"Ümitvar olunuz, şu istikbal inkılâbı içinde en yüksek gür sada İslâm'ın sadası olacaktır."

Piyasalar

Dilenci ve dilencilik

Fatih Yokuş
29 Eylül 2020, Salı
Yardıma muhtaç olduğu gerekçesiyle başka insanlardan para, yiyecek ve benzeri şeyleri isteme, geçimini bu şekilde sağlamaya çalışan kimseye dilenci ve bu mesleğe de dilencilik denir.

İslâm’da dilencilik gibi bir meslek olmadığı gibi bazı istisnalar dışında da men edilen bir davranış ve geçinme biçimidir. 

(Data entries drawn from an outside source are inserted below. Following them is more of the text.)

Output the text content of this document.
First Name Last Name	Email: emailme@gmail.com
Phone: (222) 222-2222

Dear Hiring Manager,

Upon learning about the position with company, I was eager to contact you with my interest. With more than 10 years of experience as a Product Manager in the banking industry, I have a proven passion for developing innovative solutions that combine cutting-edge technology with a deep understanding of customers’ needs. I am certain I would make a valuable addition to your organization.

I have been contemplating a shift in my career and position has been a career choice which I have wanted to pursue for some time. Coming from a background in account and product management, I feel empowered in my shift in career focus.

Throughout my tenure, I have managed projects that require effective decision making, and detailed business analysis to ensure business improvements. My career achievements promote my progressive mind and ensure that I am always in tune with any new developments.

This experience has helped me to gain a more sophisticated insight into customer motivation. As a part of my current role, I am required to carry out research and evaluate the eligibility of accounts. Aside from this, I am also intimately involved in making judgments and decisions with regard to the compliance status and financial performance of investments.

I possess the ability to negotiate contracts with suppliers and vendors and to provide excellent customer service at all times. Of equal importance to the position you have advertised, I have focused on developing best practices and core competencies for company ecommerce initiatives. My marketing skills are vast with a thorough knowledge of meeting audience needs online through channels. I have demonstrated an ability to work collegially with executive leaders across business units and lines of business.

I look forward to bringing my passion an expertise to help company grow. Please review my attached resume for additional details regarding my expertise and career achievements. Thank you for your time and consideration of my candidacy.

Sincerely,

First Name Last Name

Dinimiz “veren elin alan elden üstün olduğunu”, “Allah için verenlerin bire yedi yüz kat fazla verileceğini”, “altın ve gümüşün geçmediği gün gelmeden Allah için infak etmeyi”, “Allah için infak etmeyenleri elim bir azapla müjdele”… Ve Kur’ân’da 150’den fazla âyet ve yüzlerce hadis-i şerif ile vermeyi teşvik eder. 

Şunu da belirteyim ki, toplumun ortak yararı için yapılan; yol, cami, okul, hastahane… Ve benzeri yerler için talep edilen yardımlar dilenme değil, hayra teşvik ve sadâka-ı cariyede faydalanmadır. 

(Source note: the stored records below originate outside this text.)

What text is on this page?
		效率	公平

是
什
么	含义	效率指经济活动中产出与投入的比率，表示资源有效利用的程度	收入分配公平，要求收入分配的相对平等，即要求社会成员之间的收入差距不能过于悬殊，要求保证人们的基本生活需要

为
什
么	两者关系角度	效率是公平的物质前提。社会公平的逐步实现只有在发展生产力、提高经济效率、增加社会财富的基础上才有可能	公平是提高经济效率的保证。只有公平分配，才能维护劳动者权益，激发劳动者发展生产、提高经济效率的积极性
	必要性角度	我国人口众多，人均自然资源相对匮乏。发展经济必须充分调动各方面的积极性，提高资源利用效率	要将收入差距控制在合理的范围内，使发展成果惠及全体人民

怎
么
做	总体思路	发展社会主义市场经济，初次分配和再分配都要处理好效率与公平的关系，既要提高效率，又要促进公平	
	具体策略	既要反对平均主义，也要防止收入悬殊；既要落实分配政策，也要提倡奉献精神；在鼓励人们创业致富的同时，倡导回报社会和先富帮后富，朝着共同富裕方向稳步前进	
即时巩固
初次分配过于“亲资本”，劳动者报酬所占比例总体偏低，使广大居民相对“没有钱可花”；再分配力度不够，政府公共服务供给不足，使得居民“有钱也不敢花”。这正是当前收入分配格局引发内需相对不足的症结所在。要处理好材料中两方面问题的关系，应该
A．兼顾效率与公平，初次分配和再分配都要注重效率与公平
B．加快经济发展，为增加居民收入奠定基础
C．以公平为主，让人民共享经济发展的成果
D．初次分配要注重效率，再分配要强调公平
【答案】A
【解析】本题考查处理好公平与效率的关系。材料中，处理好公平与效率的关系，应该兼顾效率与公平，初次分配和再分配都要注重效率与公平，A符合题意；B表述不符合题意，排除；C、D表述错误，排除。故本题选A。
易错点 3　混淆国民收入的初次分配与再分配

Fatiha Sûresi: “(Allah’ım!) yalnız Sana ibadet ederiz ve yalnız Senden yardım dileriz.” (5 âyet). 

Darlıkta ve bollukta, sabırda ve şükürde… Yardıma muhtaç olduğumuzda, kuldan değil, yardıma muhtaç olmayan Allah’tan dileyecek ve O’ndan isteyeceğiz. 

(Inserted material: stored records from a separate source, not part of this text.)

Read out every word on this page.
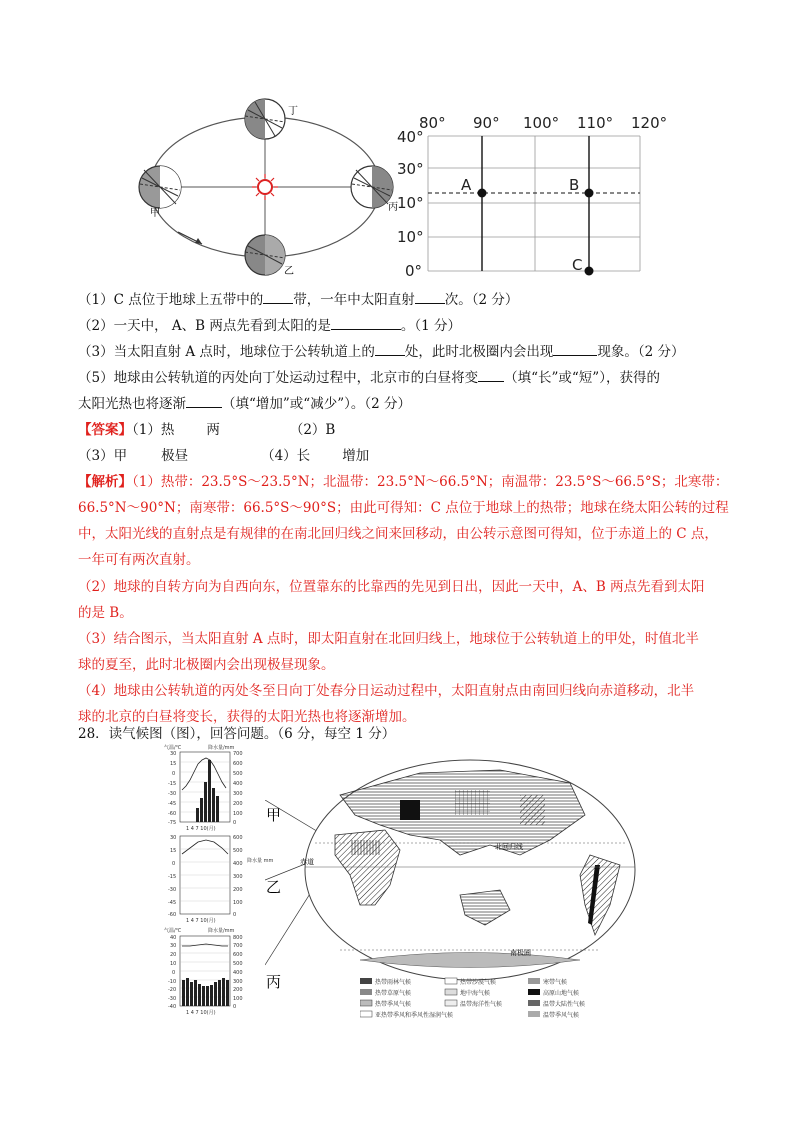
丁
丙
甲
乙
80° 90° 100° 110° 120°
40°
30°
10°
10°
0°
A	B
C
（1）C 点位于地球上五带中的 带，一年中太阳直射 次。（2 分）
（2）一天中， A、B 两点先看到太阳的是	。（1 分）
（3）当太阳直射 A 点时，地球位于公转轨道上的 处，此时北极圈内会出现	现象。（2 分）
（5）地球由公转轨道的丙处向丁处运动过程中，北京市的白昼将变 （填“长”或“短”），获得的
太阳光热也将逐渐	（填“增加”或“减少”）。（2 分）
【答案】（1）热 两	（2）B
（3）甲	极昼	（4）长 增加
【解析】（1）热带：23.5°S～23.5°N；北温带：23.5°N～66.5°N；南温带：23.5°S～66.5°S；北寒带：
66.5°N～90°N；南寒带：66.5°S～90°S；由此可得知：C 点位于地球上的热带；地球在绕太阳公转的过程
中，太阳光线的直射点是有规律的在南北回归线之间来回移动，由公转示意图可得知，位于赤道上的 C 点，
一年可有两次直射。
（2）地球的自转方向为自西向东，位置靠东的比靠西的先见到日出，因此一天中，A、B 两点先看到太阳
的是 B。
（3）结合图示，当太阳直射 A 点时，即太阳直射在北回归线上，地球位于公转轨道上的甲处，时值北半
球的夏至，此时北极圈内会出现极昼现象。
（4）地球由公转轨道的丙处冬至日向丁处春分日运动过程中，太阳直射点由南回归线向赤道移动，北半
球的北京的白昼将变长，获得的太阳光热也将逐渐增加。
28．读气候图（图），回答问题。（6 分，每空 1 分）
气温/℃	降水量/mm
30
15
0
-15
-30
-45
-60
-75
700
600
500
400
300
200
100
0
1 4 7 10(月)
30
15
0
-15
-30
-45
-60
600
500
400
300
200
100
0
降水量 mm
1 4 7 10(月)
气温/℃	降水量/mm
40
30
20
10
0
-10
-20
-30
-40
800
700
600
500
400
300
200
100
0
1 4 7 10(月)
甲
乙
丙
赤道
北回归线
南极圈
热带雨林气候	热带沙漠气候	寒带气候
热带草原气候	地中海气候	高原山地气候
热带季风气候	温带海洋性气候	温带大陆性气候
亚热带季风和季风性湿润气候	温带季风气候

Peygamberimiz (asm) dilenebilecekleri; bir şahıs veya topluluğa kefil olup borçlanan ve borcunu ödeyemeyen, bütün malı bir felâketle yok olan, fakir düşen ve fakirliği onu tanıyanlarca kabul edilen kişileridir. Bunlar dışında kalan ve bir günlük yiyeceği bulunup, çalışıp, kazanabilecek güce sahip birisinin dilenmesi caiz değildir.” (Müslim) 

“Dilencilik ancak üç sebepten biri için caizdir: Ağır kan bedeli ödemek, ağır bir borç ve şiddetli fakirlik için.” 

“Çalışmayıp kendini sadâka isteyecek hale düşüren, yetmiş şeye muhtaç olur.” (Tirmizi) 

“Muhtaç olmadan dilenen, ateş koru yutan kimse gibidir.” (Müslim)  

“Dilenci, dilenmekteki vebalı bilseydi dilenmekten vazgeçerdi.” (Taberani) 

İslâm dilenciliği men ettiği halde, Müslümanların yoğun yaşadığı ülkelerde ve camilerde dilenciler neden bu kadar çok? 

Cevabı gayet basittir. Sebebi İslâm’ın dilenciliği teşvik değildir. Dinleri gereği verme, yardım etme, merhamet sahibi olmaları ve dilencilerin bunu istismar etmeleridir. Yani dilenciliği meslek edinenler için Müslüman potansiyel bir kaynaktır. Getirisi yüksek, dilenmesi kolay ve zahmetsizdir. 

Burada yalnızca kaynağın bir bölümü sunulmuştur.